DESCRIPTION (provided by applicant): The overall goal of this project is to advance the discovery and development of novel inhibitors of the system xc- glutamate/cystine antiporter (Sxc-), specifically targeting a newly identified allosteric site on the transporter. Sxc- is an obligate exchanger that links the import of L-cystine (L-Cys2) with the export of L-glutamate (L-Glu). Sxc- function is particularly critical in the CNS, as it mediates the uptake of a vital sulfu-containing amino acid needed for glutathione (GSH) synthesis and oxidative protection, while simultaneously producing an efflux of an excitatory neurotransmitter well known for its contributions to fast and slow synaptic signaling, synaptic plasticity and excitotoxic pathology. Emerging evidence also indicates that changes in SxC- activity are associated with the underlying pathological mechanisms of a variety of CNS disorders, the most prominent of which are glial brain tumors and drug addiction/relapse. Unfortunately, our growing appreciation for the functional significance of Sxc- in the CNS has rapidly outpaced the availability of potent and selective small molecules with which to modulate transporter activity. Recent synthetic and SAR-based pharmacological studies in our group have identified a novel series of potent noncompetitive inhibitors of Sxc- that we hypothesize are interacting with at least two distinct lipophilic domains adjacent to the substrate binding site on the transporter. Our identification of this new class of noncompetitive inhibitors and, consequently, a previously unrecognized binding site that can allosterically modulate transporter activity, provides an entirely new opportunity for inhibitor development. Using iterative cycles of synthesis and pharmacological assessment, linked by pharmacophore modeling, we propose to build on our lead compounds and optimize the potency and specificity of these Sxc- inhibitors. The proposed synthetic and pharmacological studies address a significant unmet need in the development of small molecules with which to probe the function of Sxc-, as well as its potential as a therapeutic target.

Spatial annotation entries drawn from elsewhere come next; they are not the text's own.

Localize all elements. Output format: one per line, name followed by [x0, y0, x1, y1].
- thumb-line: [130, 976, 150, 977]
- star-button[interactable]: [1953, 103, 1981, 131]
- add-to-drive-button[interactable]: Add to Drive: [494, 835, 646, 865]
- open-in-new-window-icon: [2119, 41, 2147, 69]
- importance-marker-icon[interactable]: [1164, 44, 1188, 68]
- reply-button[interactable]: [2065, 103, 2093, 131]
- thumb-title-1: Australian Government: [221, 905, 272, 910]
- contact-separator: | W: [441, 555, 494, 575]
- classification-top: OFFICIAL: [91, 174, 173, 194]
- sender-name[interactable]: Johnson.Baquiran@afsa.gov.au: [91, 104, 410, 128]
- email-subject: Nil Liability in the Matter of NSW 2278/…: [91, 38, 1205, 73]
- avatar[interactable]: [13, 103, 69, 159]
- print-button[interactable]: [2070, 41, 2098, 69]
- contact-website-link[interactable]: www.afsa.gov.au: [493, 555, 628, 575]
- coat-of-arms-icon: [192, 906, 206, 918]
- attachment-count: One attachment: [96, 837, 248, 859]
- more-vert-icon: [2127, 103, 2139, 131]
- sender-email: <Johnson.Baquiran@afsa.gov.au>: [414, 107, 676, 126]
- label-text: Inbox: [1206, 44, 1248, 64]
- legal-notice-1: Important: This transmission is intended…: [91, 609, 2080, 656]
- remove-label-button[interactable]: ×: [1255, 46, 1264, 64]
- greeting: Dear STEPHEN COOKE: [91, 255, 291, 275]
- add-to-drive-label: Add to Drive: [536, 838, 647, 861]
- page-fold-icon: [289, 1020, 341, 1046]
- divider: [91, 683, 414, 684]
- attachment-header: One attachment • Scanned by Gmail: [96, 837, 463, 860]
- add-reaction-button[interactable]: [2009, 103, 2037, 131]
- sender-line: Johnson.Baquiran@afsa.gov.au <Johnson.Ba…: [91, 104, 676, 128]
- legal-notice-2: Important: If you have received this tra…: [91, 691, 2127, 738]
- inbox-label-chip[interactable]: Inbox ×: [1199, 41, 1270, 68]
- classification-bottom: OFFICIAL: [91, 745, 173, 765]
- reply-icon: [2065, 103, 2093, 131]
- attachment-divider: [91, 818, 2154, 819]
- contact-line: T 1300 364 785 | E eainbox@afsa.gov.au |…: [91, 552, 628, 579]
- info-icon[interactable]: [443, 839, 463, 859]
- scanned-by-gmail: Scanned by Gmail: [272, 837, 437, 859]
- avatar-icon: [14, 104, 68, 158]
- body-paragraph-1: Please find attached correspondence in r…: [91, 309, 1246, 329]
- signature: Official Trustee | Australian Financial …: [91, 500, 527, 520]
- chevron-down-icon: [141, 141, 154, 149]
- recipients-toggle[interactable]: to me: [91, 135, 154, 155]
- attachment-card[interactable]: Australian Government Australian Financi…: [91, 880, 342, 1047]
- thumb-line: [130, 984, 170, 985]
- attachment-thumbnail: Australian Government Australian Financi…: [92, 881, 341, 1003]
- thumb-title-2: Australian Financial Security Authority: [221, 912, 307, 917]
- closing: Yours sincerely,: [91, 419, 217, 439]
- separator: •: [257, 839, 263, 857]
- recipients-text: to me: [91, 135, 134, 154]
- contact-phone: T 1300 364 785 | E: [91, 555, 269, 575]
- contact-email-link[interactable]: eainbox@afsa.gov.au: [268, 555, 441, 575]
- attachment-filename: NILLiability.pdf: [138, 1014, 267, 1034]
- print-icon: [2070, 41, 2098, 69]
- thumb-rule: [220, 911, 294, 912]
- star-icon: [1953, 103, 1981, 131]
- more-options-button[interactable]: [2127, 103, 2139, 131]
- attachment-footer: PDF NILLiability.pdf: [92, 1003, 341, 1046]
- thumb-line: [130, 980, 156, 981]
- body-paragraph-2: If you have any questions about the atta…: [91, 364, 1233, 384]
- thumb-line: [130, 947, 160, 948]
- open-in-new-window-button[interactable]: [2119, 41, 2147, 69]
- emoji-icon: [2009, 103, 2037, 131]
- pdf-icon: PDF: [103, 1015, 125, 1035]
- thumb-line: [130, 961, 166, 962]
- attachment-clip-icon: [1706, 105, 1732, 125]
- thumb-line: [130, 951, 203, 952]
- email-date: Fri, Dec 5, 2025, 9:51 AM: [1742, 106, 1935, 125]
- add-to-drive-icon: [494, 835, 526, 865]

描述(由申请人提供)：该项目的总体目标是促进发现和开发XC-谷氨酸/胱氨酸逆向转运体(SXC-)系统的新型抑制剂，特别是针对转运体上新发现的变构位点。SXC-是连接L-胱氨酸(L-Cys2)进口和L-谷氨酸(L-谷氨酸)出口的专有交易所。SXC功能在中枢神经系统中尤其重要，因为它介导了谷胱甘肽(GSH)合成和氧化保护所需的一种重要的含硫氨基酸的摄取，同时产生了一种兴奋性神经递质的外流，该神经递质以其对快慢突触信号、突触可塑性和兴奋性病理的贡献而闻名。新的证据也表明，SXC活性的变化与多种中枢神经系统疾病的潜在病理机制有关，其中最突出的是胶质脑瘤和药物成瘾/复发。不幸的是，我们对SXC-在中枢神经系统中的功能重要性的日益重视，已经迅速超过了用于调节转运蛋白活性的有效和选择性小分子的可用性。我们团队最近的合成和基于SAR的药理学研究已经确定了一系列新的有效的非竞争性SXC抑制剂-我们假设这些抑制剂至少与转运蛋白上底物结合部位附近的两个不同的亲脂结构域相互作用。我们的身份证明这类新的非竞争性抑制剂，以及由此产生的可以变构调节转运蛋白活性的先前未知的结合位点，为抑制剂的开发提供了一个全新的机会。利用迭代的合成和药理学评估循环，通过药效团建模，我们建议在我们的先导化合物的基础上，优化这些SXC-抑制剂的效力和特异性。拟议的合成和药理学研究解决了小分子开发中一个重要的未得到满足的需求，用来探索SXC-的功能以及它作为治疗靶点的潜力。